Carol Savrin, DNP, CPNP-PC, FNP,BC, FAANP (pictured second from left)
The one thing I can say about being a PNP is "PNP has been very very good to me." The best part about this role is that I have had many many opportunities to use my expertise in a huge variety of settings; hospital, home care, schools, health departments, and most importantly as an educator. I have had many wonderful experiences, and I worked with one of the original presidents of NAPNAP. Long before there was internet, I was able to network with another former president to obtain a job. And of course most significantly for those of us who started in the early days, I have met Loretta Ford, was included on a CD about her life, and recently when I was at the AANP meeting, I walked up to Loretta (with several other NAPNAP current and former board members) and she looked at me and said, "Oh good, at least I KNOW you!" She had been patiently standing for pictures with anyone who wanted and clearly was relieved when she saw folks that she knew. So for a PNP to have the founder "know you" is a huge milestone.
Mary Irene Horn, MSN, ARNP
I went to the first PNP program at the University of Iowa in 1972. Before the days of Medicaid, the Public Health Nursing Association for which I worked held well baby clinics so that low income children could get their vaccinations for free. The medical staff for our rural clinics were local physicians who donated their time. They were only too happy to give up this responsibility. I remember one day the physician was very late getting there. In those days he made the 30-mile trip to town to make rounds at both hospitals. I decided to pinch hit and start doing his exams. He walked in--saw me covering the clinic--and never came back.
I remember another incident in which I was making rounds on the new mothers whose babies the pediatricians I was working for were taking care of. Hospital administration called the physician up to ask what my role was in the hospital. They decide to ignore my presence and allow me to continue because they didn't have a policy or procedure to give hospital privileges to non-physician providers.
Jeanne M. Charest, APRN
Nothing to really guide you for that first exam. No guides, hints--you just went. I remember I drove down to Boston and back in the one day with the exam in the middle. In those days it was close to 4 hours one way. There is something to be said about being young and foolish.

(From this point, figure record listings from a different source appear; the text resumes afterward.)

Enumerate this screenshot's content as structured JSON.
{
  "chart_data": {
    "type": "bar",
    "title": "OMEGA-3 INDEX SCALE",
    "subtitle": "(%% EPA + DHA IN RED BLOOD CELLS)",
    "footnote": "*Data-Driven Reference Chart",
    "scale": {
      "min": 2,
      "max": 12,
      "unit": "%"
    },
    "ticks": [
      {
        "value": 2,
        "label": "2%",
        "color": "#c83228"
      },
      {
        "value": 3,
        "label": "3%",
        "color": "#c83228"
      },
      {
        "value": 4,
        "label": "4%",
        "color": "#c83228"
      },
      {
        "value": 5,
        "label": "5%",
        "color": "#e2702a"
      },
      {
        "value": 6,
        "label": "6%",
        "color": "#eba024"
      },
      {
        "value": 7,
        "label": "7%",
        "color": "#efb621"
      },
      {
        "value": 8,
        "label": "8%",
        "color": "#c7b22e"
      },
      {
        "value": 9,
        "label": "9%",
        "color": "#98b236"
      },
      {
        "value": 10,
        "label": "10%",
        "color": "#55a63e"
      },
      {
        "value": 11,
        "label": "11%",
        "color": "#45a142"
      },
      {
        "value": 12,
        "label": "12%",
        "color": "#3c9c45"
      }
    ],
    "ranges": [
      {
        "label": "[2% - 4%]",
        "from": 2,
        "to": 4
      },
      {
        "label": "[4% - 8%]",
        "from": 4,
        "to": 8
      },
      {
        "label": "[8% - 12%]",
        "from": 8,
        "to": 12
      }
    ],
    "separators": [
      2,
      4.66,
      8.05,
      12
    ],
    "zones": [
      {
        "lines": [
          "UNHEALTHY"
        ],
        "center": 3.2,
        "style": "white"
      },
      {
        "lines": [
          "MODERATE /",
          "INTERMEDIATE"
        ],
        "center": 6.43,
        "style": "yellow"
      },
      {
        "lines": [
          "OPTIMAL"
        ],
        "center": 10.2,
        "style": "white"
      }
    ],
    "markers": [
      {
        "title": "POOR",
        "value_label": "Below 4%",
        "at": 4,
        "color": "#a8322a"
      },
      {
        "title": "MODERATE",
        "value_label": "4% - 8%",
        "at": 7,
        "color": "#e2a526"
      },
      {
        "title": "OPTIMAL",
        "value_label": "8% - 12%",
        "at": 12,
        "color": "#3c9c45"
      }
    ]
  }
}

There were no nurse practitioners in this part of the state of New Hampshire and none for many years. Patient acceptance was slow but the worse was hospital nurses not wanting to accept me even ordering a bilirubin on a newborn. The hospital didn't know how to credential. I would get the cold shoulder, after all, "You are just a nurse." Five years later I left that employer and started to work for a Community Health agency which now has more mid-levels (I hate the term) than MDs. I was the first NP to serve on the Board of Nursing, and to this day there is always a NP. NPs in New Hampshire come under Nursing not Medical Board. Little did I know life would be like this 40 years later. I have my own caseload and especially like working with developmentally challenged children and schools.
Susan H. Roderick, BSN, CPNP, CFNP
My, the years go by! I'm still working full time in a Community Health Center (Outer Cape Health Center in Provincetown, MA) and still love it. I was one of the lucky ones in 1976 as my education at Northeastern University in Boston was paid through a program sponsored by Senator Ted Kennedy. I went back to Northeastern in 1980 for my FNP certificate. I love empowering my patients to live healthy lives.